As you know, DocumentCloud is growing fast and we’re learning how to keep up with demand, but we also thought this would be a great time to explain how our queue works. When you upload a document to DocumentCloud, we do a ton of processing on it:
- If the document isn’t already a PDF, we convert it to a PDF.
- We break the document into images of each page and create thumbnails for each image.
- If the document doesn’t already have text information, we OCR each page.
- We organize all the information about each document — where to find the page images, what text appears on each page, the title, source and description you provided — into our database.
- We send the text of the document to OpenCalais and stash the entity information they return to us in our database.
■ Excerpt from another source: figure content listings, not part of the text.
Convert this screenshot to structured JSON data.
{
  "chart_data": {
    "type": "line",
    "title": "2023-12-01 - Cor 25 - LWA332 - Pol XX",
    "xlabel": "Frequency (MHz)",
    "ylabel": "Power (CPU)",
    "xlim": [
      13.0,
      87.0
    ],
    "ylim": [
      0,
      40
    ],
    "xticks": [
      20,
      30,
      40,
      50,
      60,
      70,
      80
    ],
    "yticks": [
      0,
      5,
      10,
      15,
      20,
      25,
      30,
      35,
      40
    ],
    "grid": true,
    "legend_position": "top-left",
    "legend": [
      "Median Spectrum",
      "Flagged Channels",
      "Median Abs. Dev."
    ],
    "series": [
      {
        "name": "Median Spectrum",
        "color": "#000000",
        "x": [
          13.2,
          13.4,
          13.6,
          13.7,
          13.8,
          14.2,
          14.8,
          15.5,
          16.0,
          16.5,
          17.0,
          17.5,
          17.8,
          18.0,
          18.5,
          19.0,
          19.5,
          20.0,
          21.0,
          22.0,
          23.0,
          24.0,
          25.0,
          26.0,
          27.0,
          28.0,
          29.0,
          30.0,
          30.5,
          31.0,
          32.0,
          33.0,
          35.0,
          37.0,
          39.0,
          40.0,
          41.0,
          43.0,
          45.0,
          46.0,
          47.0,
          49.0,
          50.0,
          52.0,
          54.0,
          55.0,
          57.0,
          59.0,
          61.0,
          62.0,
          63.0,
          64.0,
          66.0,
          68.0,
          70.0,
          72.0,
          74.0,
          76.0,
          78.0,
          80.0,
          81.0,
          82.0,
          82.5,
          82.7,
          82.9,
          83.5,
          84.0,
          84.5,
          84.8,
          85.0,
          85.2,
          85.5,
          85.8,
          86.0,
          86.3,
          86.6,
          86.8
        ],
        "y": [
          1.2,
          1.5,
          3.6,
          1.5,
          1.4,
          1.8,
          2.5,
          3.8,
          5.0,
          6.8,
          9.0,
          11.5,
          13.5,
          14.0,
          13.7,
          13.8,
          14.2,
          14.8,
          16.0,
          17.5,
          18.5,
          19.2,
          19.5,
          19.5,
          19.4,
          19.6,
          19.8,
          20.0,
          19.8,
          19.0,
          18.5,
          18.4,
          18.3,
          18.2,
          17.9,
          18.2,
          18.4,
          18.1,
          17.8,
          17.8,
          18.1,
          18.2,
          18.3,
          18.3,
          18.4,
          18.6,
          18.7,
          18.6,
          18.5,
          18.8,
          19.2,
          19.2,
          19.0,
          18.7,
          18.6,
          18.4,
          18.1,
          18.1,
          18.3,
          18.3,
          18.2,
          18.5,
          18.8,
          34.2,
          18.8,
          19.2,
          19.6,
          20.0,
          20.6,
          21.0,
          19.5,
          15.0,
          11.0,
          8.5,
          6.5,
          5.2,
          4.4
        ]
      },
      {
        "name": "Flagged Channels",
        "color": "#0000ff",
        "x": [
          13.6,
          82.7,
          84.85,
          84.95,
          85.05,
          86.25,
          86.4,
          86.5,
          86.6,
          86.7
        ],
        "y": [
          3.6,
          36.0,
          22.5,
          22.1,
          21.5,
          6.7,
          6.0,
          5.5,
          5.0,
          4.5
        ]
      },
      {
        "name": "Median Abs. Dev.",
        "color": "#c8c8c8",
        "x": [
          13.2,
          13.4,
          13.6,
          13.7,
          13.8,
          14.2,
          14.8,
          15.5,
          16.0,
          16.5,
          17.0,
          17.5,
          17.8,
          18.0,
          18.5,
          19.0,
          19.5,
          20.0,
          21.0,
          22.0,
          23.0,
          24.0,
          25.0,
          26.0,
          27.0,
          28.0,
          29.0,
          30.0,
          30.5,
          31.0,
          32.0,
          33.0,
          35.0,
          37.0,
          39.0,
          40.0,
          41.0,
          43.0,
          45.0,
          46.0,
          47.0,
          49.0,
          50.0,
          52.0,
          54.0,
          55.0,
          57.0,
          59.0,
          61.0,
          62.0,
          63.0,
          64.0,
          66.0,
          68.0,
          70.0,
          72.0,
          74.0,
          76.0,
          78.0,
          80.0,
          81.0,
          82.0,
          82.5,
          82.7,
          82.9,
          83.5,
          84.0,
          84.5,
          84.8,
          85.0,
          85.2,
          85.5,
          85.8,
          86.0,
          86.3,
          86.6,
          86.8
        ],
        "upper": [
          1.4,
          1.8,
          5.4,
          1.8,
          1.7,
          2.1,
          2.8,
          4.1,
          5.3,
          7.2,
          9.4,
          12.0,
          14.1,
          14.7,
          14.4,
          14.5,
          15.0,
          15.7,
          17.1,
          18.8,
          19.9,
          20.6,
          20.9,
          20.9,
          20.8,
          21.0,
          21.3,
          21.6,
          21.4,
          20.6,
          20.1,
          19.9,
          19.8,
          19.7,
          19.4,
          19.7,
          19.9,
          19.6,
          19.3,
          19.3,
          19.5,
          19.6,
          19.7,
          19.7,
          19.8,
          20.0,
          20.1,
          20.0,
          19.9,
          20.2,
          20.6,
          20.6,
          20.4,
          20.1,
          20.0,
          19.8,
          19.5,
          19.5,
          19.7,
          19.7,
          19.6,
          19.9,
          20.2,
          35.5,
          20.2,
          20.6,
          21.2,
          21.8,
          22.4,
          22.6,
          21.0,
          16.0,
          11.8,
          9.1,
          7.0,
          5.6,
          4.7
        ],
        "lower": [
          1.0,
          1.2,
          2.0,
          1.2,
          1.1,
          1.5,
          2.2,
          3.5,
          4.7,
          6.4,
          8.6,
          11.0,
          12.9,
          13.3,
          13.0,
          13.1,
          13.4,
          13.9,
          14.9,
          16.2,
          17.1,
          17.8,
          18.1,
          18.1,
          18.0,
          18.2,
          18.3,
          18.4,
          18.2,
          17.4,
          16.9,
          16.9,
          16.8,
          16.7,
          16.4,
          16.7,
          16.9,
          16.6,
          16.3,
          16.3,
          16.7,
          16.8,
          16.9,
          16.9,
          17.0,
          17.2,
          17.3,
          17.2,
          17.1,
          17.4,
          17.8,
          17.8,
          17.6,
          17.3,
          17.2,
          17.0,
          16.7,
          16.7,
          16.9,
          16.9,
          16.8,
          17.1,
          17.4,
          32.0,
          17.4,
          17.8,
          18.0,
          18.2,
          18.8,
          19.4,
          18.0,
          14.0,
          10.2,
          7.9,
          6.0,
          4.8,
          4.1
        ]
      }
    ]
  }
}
When all of that is done, we have what we need to give you a usable document in DocumentCloud’s workspace. The whole process takes anywhere from a few seconds to a few minutes, depending on the size of your document. We process documents in the order they’re received, which means that on a typical day it will take just minutes to process any one document you have uploaded. On a day like Thursday, when a total of 55,000 pages were added to DocumentCloud, that number creeps up towards an hour or more.
We’re all used to computers that don’t work. We’re used to trying things again when they don’t work out the first time. So it isn’t unreasonable that DocumentCloud users will often see that a modest sized document they uploaded an hour ago is still processing and say “Still processing?!? Dang. Maybe I should try again.” As far as we can tell, that’s how most users react in fact. You know what that means: on a day when our load is already unusually heavy, you’re just making it heavier.
We’ve learned a thing or two: it is time for us to set some minimum acceptable standards for how long it should take us to process your documents. And, we need to be more alert to the size of our queue so we can increase our capacity when documents are taking longer than they ought to. We also need to do a better job of communicating with users about our load and current capacity. We’re working on all of those things.
In the meantime, the answer is, no: if DocumentCloud is taking a really long time to process your documents, uploading the same document again won’t change that. Bringing the long processing time to our attention will.